Lisey's Story

"Why didn't you call me sooner?"


"Didn't want to bother you. You do so much for all of us."

"That's not true," Lisey said. It always hurt her when Darla or Canty (or even Jodotha, over the telephone) said crap like that. She knew it was crazy, but crazy or not, there it was.

"That's just Scott's money."

"No, Lisey. It's you. Always you." Darla paused a second, then shook her head. "Never mind. Point is, I thought we could get through it, just the two of us. I was wrong."

Lisey kissed her sister on the cheek, gave her a hug, then went to Amanda and sat down next to her on the couch.

5

"Manda."

Nothing.

"Manda-Bunny?" What the smuck, it had worked before.

And yes, Amanda raised her head. "What. Do you want."

"We have to take you to the hospital, Manda-Bunny."

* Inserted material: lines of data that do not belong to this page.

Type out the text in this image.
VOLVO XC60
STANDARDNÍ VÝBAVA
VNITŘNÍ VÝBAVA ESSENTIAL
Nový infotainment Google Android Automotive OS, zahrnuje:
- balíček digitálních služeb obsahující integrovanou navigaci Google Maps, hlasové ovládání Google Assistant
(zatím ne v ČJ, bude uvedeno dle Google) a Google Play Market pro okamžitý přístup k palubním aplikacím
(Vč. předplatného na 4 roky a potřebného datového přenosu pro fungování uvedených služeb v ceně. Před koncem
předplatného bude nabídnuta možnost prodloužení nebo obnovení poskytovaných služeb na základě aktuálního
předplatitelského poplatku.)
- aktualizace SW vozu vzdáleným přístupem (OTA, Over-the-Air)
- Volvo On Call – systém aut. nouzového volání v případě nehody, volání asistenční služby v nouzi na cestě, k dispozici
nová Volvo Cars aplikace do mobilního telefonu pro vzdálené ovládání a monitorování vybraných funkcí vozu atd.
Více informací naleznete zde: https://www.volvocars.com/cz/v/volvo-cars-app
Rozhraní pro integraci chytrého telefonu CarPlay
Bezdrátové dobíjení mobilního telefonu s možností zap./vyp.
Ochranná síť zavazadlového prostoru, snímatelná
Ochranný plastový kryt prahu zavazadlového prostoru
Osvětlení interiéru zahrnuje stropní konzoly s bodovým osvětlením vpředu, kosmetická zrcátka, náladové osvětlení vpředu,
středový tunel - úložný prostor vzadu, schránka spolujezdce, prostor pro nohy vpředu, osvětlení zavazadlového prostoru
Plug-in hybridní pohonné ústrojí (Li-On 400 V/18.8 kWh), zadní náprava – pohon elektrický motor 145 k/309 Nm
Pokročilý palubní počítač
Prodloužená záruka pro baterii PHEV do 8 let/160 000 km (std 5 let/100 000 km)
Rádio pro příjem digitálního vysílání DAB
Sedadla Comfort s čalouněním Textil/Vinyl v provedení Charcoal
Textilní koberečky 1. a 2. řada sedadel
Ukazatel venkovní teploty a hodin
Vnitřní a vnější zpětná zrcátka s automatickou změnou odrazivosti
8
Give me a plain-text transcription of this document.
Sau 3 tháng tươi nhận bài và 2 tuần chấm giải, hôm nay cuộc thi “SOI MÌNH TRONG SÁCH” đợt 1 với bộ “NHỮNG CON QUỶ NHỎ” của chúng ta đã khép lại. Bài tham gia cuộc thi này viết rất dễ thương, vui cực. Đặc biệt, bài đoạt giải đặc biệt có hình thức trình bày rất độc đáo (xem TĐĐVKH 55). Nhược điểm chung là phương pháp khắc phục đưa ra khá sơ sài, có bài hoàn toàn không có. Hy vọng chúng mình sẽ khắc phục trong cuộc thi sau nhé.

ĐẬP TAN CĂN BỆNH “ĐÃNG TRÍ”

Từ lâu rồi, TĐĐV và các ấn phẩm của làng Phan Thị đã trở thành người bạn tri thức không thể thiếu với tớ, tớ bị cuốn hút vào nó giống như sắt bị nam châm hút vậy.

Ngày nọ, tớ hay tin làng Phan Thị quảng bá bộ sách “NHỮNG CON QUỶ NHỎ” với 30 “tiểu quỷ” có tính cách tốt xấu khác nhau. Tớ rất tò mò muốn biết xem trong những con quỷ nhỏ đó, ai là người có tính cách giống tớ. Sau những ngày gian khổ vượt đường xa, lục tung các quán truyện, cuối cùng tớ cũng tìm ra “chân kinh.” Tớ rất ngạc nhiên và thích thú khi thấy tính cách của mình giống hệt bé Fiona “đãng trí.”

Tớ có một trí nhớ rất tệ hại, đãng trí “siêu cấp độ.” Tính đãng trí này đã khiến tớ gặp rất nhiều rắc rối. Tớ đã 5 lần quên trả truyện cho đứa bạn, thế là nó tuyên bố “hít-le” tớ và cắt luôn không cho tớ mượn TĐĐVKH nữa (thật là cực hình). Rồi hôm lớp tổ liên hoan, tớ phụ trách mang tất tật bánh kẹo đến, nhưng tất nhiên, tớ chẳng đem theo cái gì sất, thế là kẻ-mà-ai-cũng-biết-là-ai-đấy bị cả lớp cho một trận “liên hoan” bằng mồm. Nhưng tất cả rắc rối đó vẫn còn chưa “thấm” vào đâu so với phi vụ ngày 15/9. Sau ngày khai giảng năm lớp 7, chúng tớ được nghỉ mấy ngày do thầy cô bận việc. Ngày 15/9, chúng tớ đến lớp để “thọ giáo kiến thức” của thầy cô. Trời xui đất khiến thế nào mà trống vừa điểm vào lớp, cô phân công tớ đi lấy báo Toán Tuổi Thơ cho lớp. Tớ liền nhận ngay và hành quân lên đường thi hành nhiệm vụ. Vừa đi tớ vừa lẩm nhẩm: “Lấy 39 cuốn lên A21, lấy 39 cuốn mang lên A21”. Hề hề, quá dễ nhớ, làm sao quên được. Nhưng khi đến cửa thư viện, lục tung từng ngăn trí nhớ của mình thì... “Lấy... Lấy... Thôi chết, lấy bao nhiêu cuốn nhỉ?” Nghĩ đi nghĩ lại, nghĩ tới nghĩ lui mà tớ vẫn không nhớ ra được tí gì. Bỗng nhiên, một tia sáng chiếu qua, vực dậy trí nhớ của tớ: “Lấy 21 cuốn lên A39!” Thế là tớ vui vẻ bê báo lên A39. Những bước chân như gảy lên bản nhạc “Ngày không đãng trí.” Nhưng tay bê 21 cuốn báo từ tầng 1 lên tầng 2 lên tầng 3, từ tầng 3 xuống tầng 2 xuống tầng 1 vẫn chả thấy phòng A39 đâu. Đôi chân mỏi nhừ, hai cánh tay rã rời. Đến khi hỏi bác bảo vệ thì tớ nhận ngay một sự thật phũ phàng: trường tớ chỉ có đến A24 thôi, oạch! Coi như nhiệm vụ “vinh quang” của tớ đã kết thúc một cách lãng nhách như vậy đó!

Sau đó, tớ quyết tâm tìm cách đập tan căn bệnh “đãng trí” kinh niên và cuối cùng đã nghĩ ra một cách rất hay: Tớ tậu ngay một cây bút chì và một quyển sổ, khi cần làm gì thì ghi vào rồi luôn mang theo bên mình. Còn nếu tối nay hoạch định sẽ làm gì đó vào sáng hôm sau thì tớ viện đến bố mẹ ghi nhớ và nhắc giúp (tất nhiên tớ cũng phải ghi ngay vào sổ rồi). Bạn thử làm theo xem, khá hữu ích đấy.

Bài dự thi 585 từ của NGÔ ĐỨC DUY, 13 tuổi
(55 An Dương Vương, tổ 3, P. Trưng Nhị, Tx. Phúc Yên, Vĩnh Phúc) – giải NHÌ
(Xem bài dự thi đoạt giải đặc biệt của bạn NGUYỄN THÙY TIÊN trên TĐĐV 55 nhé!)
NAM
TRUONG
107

"I. Don't. Want. To go there."

Lisey was nodding halfway through this short but tortured speech, and starting to unbutton Amanda's blood-spattered blouse. "I know, but your poor old hands need more fixing than Darl and I can give them. Now the question is whether or not you want to come back here or spend the night at the hospital over in No Soapa. If you want to come back here, you get me for a roommate." And maybe we'll talk about bools in general and blood-bools in particular. "What do you say, Manda? Do you want to come back here or do you think you need to be in St.

Steve's for awhile?"

"Want. To. Come back. Here." When Lisey urged Amanda to her feet so she could get Amanda's cargo pants off, Amanda stood up willingly enough, but she appeared to be studying the room's light-fixture. If this wasn't what her shrink had called "semi-catatonia," it was too close for Lisey's comfort, and she felt sharp relief when Amanda's next words came out sounding more like those of a human being and less like those of a robot: "If we're going...somewhere...why are you undressing me?"

"Because you need a run through the shower," Lisey said, guiding her in the direction of the bathroom. "And you need fresh clothes. These are...dirty." She glanced back and saw Darla gathering up the shed blouse and pants. Amanda, meanwhile, padded toward the bathroom docilely enough, but the sight of her going away squeezed Lisey's heart. It wasn't Amanda's scabbed and scarred body that did it, but rather the seat of her plain white Boxercraft underpants. For years Amanda had worn boy-shorts; they suited her angular body, were even sexy. Tonight the right cheek of the boxers she wore was smeared a muddy maroon.

Oh Manda, Lisey thought. Oh my dear.

Then she was through the bathroom door, an antisocial X-ray dressed in bra, pants, and white tube socks. Lisey turned to Darla. Darla was there. For a moment all the years and clamoring Debusher voices were, too. Then Lisey turned and went into the bathroom after the one she'd once called big sissa Manda-Bunny, who only stood there on the mat with her head bent and her hands dangling, waiting to be undressed the rest of the way.

Lisey was reaching for the hooks of Manda's bra when Amanda suddenly turned and grabbed her by the arm. Her hands were horribly cold. For a moment Lisey was convinced big sissa Manda-Bunny was going to spill the whole thing, blood-bools and all. Instead she looked at Lisey with eyes that were perfectly clear, perfectly there, and said: "My Charles has married another." Then she put her waxy-cool forehead against Lisey's shoulder and began to cry.

6

The rest of that evening reminded Lisey of what Scott used to call Landon's Rule of Bad Weather: when you slept in, expecting the hurricane to go out to sea, it hooked inland and tore the roof off your house. When you rose early and battened down for the blizzard, you got only snow flurries.

What's the point then? Lisey had asked. They had been lying in bed together - some bed, one of the early beds - snug and spent after love, him with one of his Herbert Tareytons and an ashtray on his chest and a big wind howling outside. What bed, what wind, what storm, or what year she no longer remembered. The point is SOWISA, he had replied - that she remembered, although at first thought she'd either misheard or misunderstood.

Soweeza? What's soweeza?

He'd snuffed his cigarette and put the ashtray on the table next to the bed. He had taken her face in his hands, covering her ears and shutting out the whole world for a minute with the palms of his hands. He kissed her lips. Then he took his hands away so she could hear him. Scott Landon always wanted to be heard.

SOWISA, babyluv - Strap On Whenever It Seems Appropriate. She had turned this over in her mind - she wasn't fast like he was, but she usually got there - and realized that SOWISA was what he called an agronim. Strap On Whenever It Seems Appropriate. She liked it. It was quite silly, which made her like it even more. She began to laugh. Scott laughed with her, and pretty soon he was as inside her as they were inside the house while the big wind boomed and shook outside.

With Scott she had always laughed a lot.